Il filo conduttore che attraversa la cucina di tutti i continenti è la coabitazione dei contrasti

Una pasta, magari proprio i «maccaroni» sordiani, e facciamo un tuffo tra California e Messico (diciamola tutta: «nel Kansas City non si mangia bene»). Quando vivevo a Berkeley, in California, era il mio pranzo preferito mangiato nel backyard di casa all’ombra dell’albero di avocado. Gli ingredienti ci sono; mancano solo dodici minuti per assaporare del cibo a noi famigliare ma che ci porta lontano. Una fusione di elementi a noi italiani congeniale: la pasta con il pomodoro e il basilico come passepartout per visitare il nuovo continente.
C’è un filo conduttore che attraversa e lega la cucina di tutti i continenti: la coabitazione dei contrasti. In Thailandia avremo nello stesso piatto cinque elementi: salato, piccante, acido, dolce e amaro. In Occidente è il bilanciamento e rimando tra grasso e acido. In questo piatto di pasta avremo la dolcezza del gambero e dell’avocado che si sposano con la leggera acidità del pomodorino e delle bucce di limone. Mangiamo. Cuoceremo ben al dente 350 grammi di pasta lunga in abbondante acqua salata. Intanto mettiamo in una padella una ventina di pomodorini ciliegia ben maturi tagliati a metà con uno spicchio di aglio sbucciato e 8 cucchiai di olio d’oliva extravergine. Rosoliamo fino a far prendere colore all’aglio. Togliamo poi l’aglio e aggiungiamo 16 code di gamberi sgusciati che cuoceremo a fuoco vivo.
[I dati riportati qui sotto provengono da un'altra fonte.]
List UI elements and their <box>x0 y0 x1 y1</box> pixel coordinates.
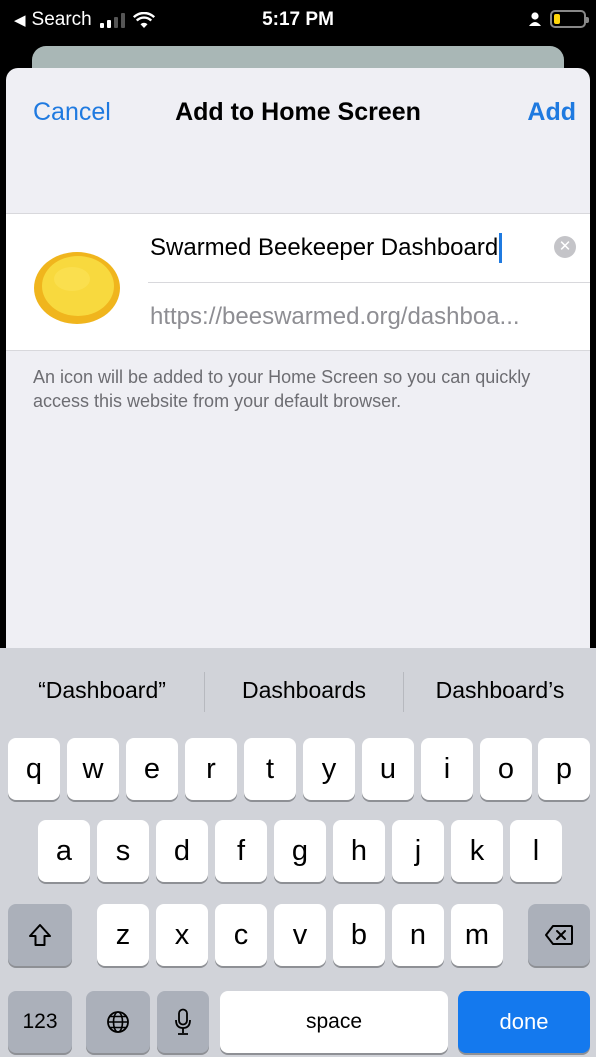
key-x[interactable]: x <box>156 904 208 966</box>
space-key[interactable]: space <box>220 991 448 1053</box>
sheet-title: Add to Home Screen <box>175 98 421 126</box>
key-z[interactable]: z <box>97 904 149 966</box>
add-button[interactable]: Add <box>527 98 576 127</box>
suggestion-bar: “Dashboard” Dashboards Dashboard’s <box>0 648 596 732</box>
key-c[interactable]: c <box>215 904 267 966</box>
person-icon <box>529 12 541 26</box>
url-label: https://beeswarmed.org/dashboa... <box>150 303 520 330</box>
status-bar: ◀ Search 5:17 PM <box>0 0 596 42</box>
name-input-value: Swarmed Beekeeper Dashboard <box>150 234 499 261</box>
key-h[interactable]: h <box>333 820 385 882</box>
key-y[interactable]: y <box>303 738 355 800</box>
globe-key[interactable] <box>86 991 150 1053</box>
key-m[interactable]: m <box>451 904 503 966</box>
done-key[interactable]: done <box>458 991 590 1053</box>
globe-icon <box>107 1011 129 1033</box>
site-icon <box>34 252 120 324</box>
microphone-key[interactable] <box>157 991 209 1053</box>
backspace-icon <box>545 925 573 945</box>
clear-text-icon[interactable]: ✕ <box>554 236 576 258</box>
key-u[interactable]: u <box>362 738 414 800</box>
key-f[interactable]: f <box>215 820 267 882</box>
key-i[interactable]: i <box>421 738 473 800</box>
shift-arrow-icon <box>29 924 51 946</box>
key-r[interactable]: r <box>185 738 237 800</box>
battery-icon <box>550 10 589 28</box>
key-w[interactable]: w <box>67 738 119 800</box>
key-e[interactable]: e <box>126 738 178 800</box>
bookmark-card: Swarmed Beekeeper Dashboard ✕ https://be… <box>6 213 590 351</box>
description-text: An icon will be added to your Home Scree… <box>33 367 531 411</box>
name-input[interactable]: Swarmed Beekeeper Dashboard <box>150 233 503 263</box>
key-k[interactable]: k <box>451 820 503 882</box>
backspace-key[interactable] <box>528 904 590 966</box>
key-o[interactable]: o <box>480 738 532 800</box>
key-b[interactable]: b <box>333 904 385 966</box>
key-d[interactable]: d <box>156 820 208 882</box>
key-q[interactable]: q <box>8 738 60 800</box>
key-a[interactable]: a <box>38 820 90 882</box>
status-time: 5:17 PM <box>262 9 334 30</box>
suggestion-2[interactable]: Dashboards <box>205 648 403 732</box>
numbers-key[interactable]: 123 <box>8 991 72 1053</box>
key-v[interactable]: v <box>274 904 326 966</box>
text-caret <box>499 233 503 263</box>
suggestion-3[interactable]: Dashboard’s <box>404 648 596 732</box>
key-t[interactable]: t <box>244 738 296 800</box>
key-j[interactable]: j <box>392 820 444 882</box>
suggestion-1[interactable]: “Dashboard” <box>0 648 204 732</box>
name-field-row: Swarmed Beekeeper Dashboard ✕ <box>148 214 590 283</box>
key-s[interactable]: s <box>97 820 149 882</box>
shift-key[interactable] <box>8 904 72 966</box>
nav-bar: Cancel Add to Home Screen Add <box>6 68 590 158</box>
keyboard: “Dashboard” Dashboards Dashboard’s q w e… <box>0 648 596 1057</box>
key-l[interactable]: l <box>510 820 562 882</box>
key-p[interactable]: p <box>538 738 590 800</box>
key-g[interactable]: g <box>274 820 326 882</box>
status-right <box>528 10 589 28</box>
key-n[interactable]: n <box>392 904 444 966</box>
microphone-icon <box>175 1008 191 1035</box>
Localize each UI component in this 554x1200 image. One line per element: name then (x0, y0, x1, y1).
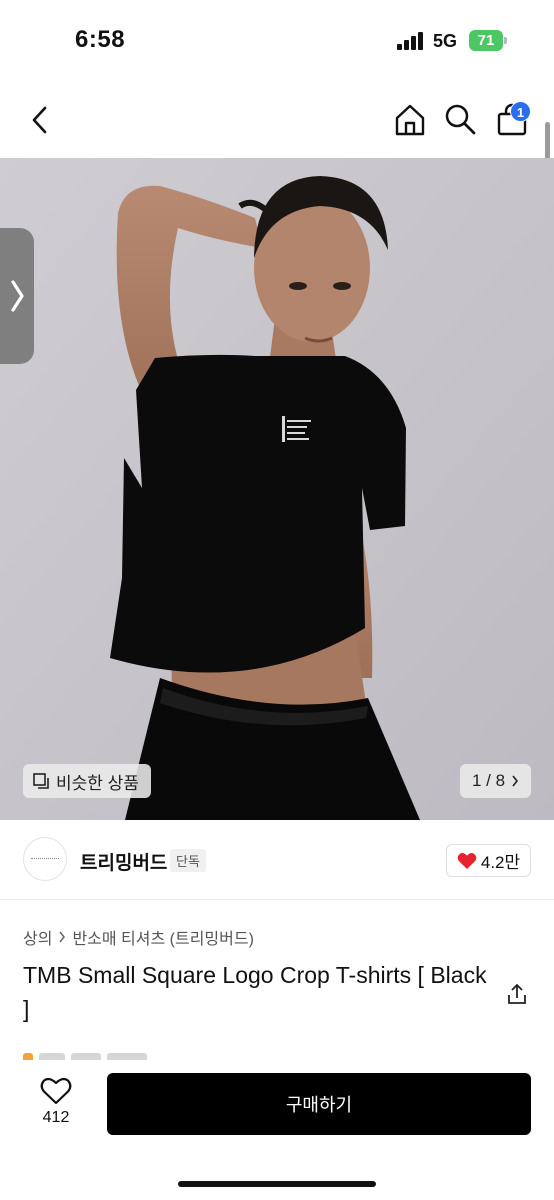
seller-row: 트리밍버드 단독 4.2만 (0, 820, 554, 900)
product-title: TMB Small Square Logo Crop T-shirts [ Bl… (23, 962, 487, 1022)
seller-name[interactable]: 트리밍버드 (80, 848, 167, 875)
battery-tip (504, 37, 507, 44)
chevron-right-icon (512, 775, 519, 787)
page-counter-label: 1 / 8 (471, 771, 506, 790)
wishlist-count: 412 (42, 1109, 70, 1126)
bottom-action-bar: 412 구매하기 (0, 1060, 554, 1200)
like-button[interactable]: 4.2만 (446, 844, 531, 877)
home-icon[interactable] (392, 102, 428, 138)
back-icon[interactable] (26, 102, 54, 138)
chevron-right-icon (11, 280, 24, 312)
side-panel-tab[interactable] (0, 228, 34, 364)
heart-icon (457, 852, 477, 869)
like-count: 4.2만 (480, 853, 521, 872)
network-type: 5G (433, 31, 458, 51)
buy-button[interactable]: 구매하기 (107, 1073, 531, 1135)
seller-avatar[interactable] (23, 837, 67, 881)
signal-icon (397, 32, 425, 50)
breadcrumb-item[interactable]: 반소매 티셔츠 (트리밍버드) (72, 925, 253, 949)
cart-count-badge: 1 (510, 101, 531, 122)
similar-icon (33, 772, 49, 789)
status-time: 6:58 (75, 26, 126, 53)
breadcrumb-item[interactable]: 상의 (23, 925, 52, 949)
image-page-counter[interactable]: 1 / 8 (460, 764, 531, 798)
wishlist-heart-icon[interactable] (40, 1077, 72, 1105)
product-photo (0, 158, 554, 820)
search-icon[interactable] (443, 102, 477, 136)
home-indicator (178, 1181, 376, 1187)
battery-icon: 71 (469, 30, 503, 51)
product-image[interactable]: 비슷한 상품 1 / 8 (0, 158, 554, 820)
share-icon[interactable] (505, 982, 529, 1006)
top-nav (0, 84, 554, 158)
battery-level: 71 (477, 32, 495, 49)
exclusive-badge: 단독 (170, 849, 206, 872)
chevron-right-icon (59, 931, 66, 943)
status-bar: 6:58 5G 71 (0, 0, 554, 84)
similar-products-button[interactable]: 비슷한 상품 (23, 764, 151, 798)
similar-products-label: 비슷한 상품 (56, 773, 139, 793)
breadcrumb: 상의 반소매 티셔츠 (트리밍버드) (23, 925, 254, 949)
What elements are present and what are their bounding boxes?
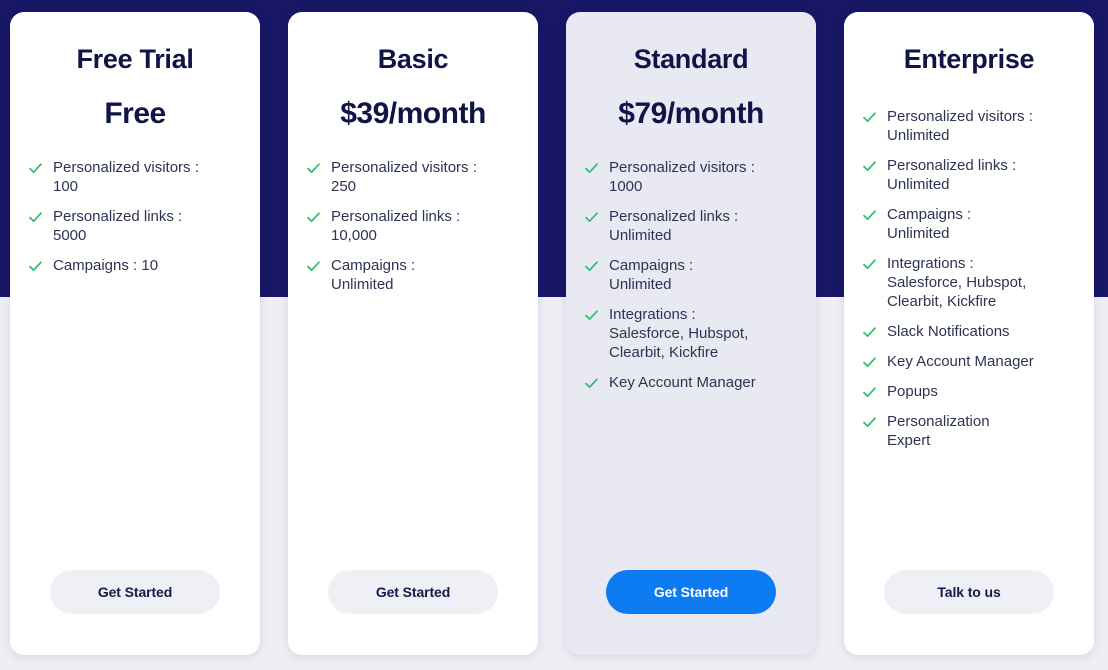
feature-item: Personalized visitors : Unlimited bbox=[862, 107, 1076, 145]
check-icon bbox=[28, 259, 43, 274]
feature-item: Slack Notifications bbox=[862, 322, 1076, 341]
plan-feature-list: Personalized visitors : 1000 Personalized… bbox=[584, 158, 798, 392]
check-icon bbox=[862, 415, 877, 430]
feature-label: Personalized visitors : 250 bbox=[331, 158, 477, 195]
feature-label: Personalized links : 10,000 bbox=[331, 207, 461, 244]
feature-item: Personalized links : 5000 bbox=[28, 207, 242, 245]
check-icon bbox=[862, 159, 877, 174]
plan-card-free-trial: Free Trial Free Personalized visitors : 10… bbox=[10, 12, 260, 655]
check-icon bbox=[306, 210, 321, 225]
feature-label: Personalization Expert bbox=[887, 413, 990, 450]
check-icon bbox=[862, 325, 877, 340]
plan-feature-list: Personalized visitors : 250 Personalized … bbox=[306, 158, 520, 294]
feature-label: Personalized links : 5000 bbox=[53, 207, 183, 244]
feature-label: Campaigns : Unlimited bbox=[331, 256, 416, 293]
feature-label: Campaigns : Unlimited bbox=[609, 256, 694, 293]
cta-button-enterprise[interactable]: Talk to us bbox=[884, 570, 1054, 614]
plan-price: $79/month bbox=[618, 96, 764, 130]
feature-label: Personalized visitors : 1000 bbox=[609, 158, 755, 195]
cta-button-standard[interactable]: Get Started bbox=[606, 570, 776, 614]
check-icon bbox=[584, 259, 599, 274]
check-icon bbox=[862, 110, 877, 125]
feature-item: Integrations : Salesforce, Hubspot, Clea… bbox=[584, 305, 798, 362]
feature-item: Personalized visitors : 100 bbox=[28, 158, 242, 196]
feature-item: Personalized links : Unlimited bbox=[862, 156, 1076, 194]
feature-item: Personalization Expert bbox=[862, 412, 1076, 450]
plan-price: Free bbox=[104, 96, 166, 130]
feature-label: Key Account Manager bbox=[887, 353, 1034, 371]
plan-card-basic: Basic $39/month Personalized visitors : 25… bbox=[288, 12, 538, 655]
check-icon bbox=[862, 257, 877, 272]
plan-cta-container: Get Started bbox=[584, 570, 798, 614]
cta-button-basic[interactable]: Get Started bbox=[328, 570, 498, 614]
check-icon bbox=[584, 161, 599, 176]
feature-label: Personalized links : Unlimited bbox=[887, 156, 1017, 193]
feature-label: Integrations : Salesforce, Hubspot, Clea… bbox=[887, 254, 1027, 311]
pricing-plans-grid: Free Trial Free Personalized visitors : 10… bbox=[0, 0, 1108, 670]
plan-card-enterprise: Enterprise Personalized visitors : Unlimi… bbox=[844, 12, 1094, 655]
check-icon bbox=[862, 385, 877, 400]
feature-item: Personalized links : 10,000 bbox=[306, 207, 520, 245]
check-icon bbox=[584, 376, 599, 391]
plan-title: Basic bbox=[377, 44, 449, 74]
check-icon bbox=[584, 210, 599, 225]
check-icon bbox=[862, 208, 877, 223]
plan-cta-container: Get Started bbox=[306, 570, 520, 614]
feature-item: Integrations : Salesforce, Hubspot, Clea… bbox=[862, 254, 1076, 311]
check-icon bbox=[306, 259, 321, 274]
plan-title: Standard bbox=[633, 44, 749, 74]
feature-label: Personalized visitors : 100 bbox=[53, 158, 199, 195]
plan-card-standard: Standard $79/month Personalized visitors :… bbox=[566, 12, 816, 655]
check-icon bbox=[862, 355, 877, 370]
plan-feature-list: Personalized visitors : 100 Personalized … bbox=[28, 158, 242, 275]
feature-label: Personalized links : Unlimited bbox=[609, 207, 739, 244]
feature-label: Key Account Manager bbox=[609, 374, 756, 392]
feature-item: Key Account Manager bbox=[584, 373, 798, 392]
feature-label: Campaigns : 10 bbox=[53, 256, 159, 274]
feature-label: Slack Notifications bbox=[887, 323, 1010, 341]
plan-title: Free Trial bbox=[76, 44, 194, 74]
feature-item: Campaigns : Unlimited bbox=[584, 256, 798, 294]
feature-label: Integrations : Salesforce, Hubspot, Clea… bbox=[609, 305, 749, 362]
plan-cta-container: Talk to us bbox=[862, 570, 1076, 614]
feature-item: Key Account Manager bbox=[862, 352, 1076, 371]
feature-item: Popups bbox=[862, 382, 1076, 401]
plan-feature-list: Personalized visitors : Unlimited Persona… bbox=[862, 107, 1076, 451]
feature-item: Campaigns : Unlimited bbox=[306, 256, 520, 294]
feature-item: Personalized links : Unlimited bbox=[584, 207, 798, 245]
feature-item: Campaigns : 10 bbox=[28, 256, 242, 275]
feature-label: Personalized visitors : Unlimited bbox=[887, 107, 1033, 144]
plan-price: $39/month bbox=[340, 96, 486, 130]
feature-item: Personalized visitors : 250 bbox=[306, 158, 520, 196]
check-icon bbox=[28, 210, 43, 225]
plan-title: Enterprise bbox=[903, 44, 1035, 74]
feature-label: Popups bbox=[887, 383, 938, 401]
check-icon bbox=[28, 161, 43, 176]
feature-item: Campaigns : Unlimited bbox=[862, 205, 1076, 243]
check-icon bbox=[306, 161, 321, 176]
cta-button-free-trial[interactable]: Get Started bbox=[50, 570, 220, 614]
feature-label: Campaigns : Unlimited bbox=[887, 205, 972, 242]
plan-cta-container: Get Started bbox=[28, 570, 242, 614]
check-icon bbox=[584, 308, 599, 323]
feature-item: Personalized visitors : 1000 bbox=[584, 158, 798, 196]
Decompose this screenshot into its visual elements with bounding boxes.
Quando la pasta sarà cotta la metteremo nel sugo con un cucchiaio di salsa di soya e 3 cucchiai d’acqua calda, mescoliamo energicamente sul fuoco per trenta secondi e poi versiamo nei piatti. Sopra alla nostra pasta appoggeremo dei pezzetti di avocado che avremo già salato. Infine profumiamo con del basilico e del cipollotto fresco tritati fini. Ultima emozione un poco di buccia di limone grattugiata.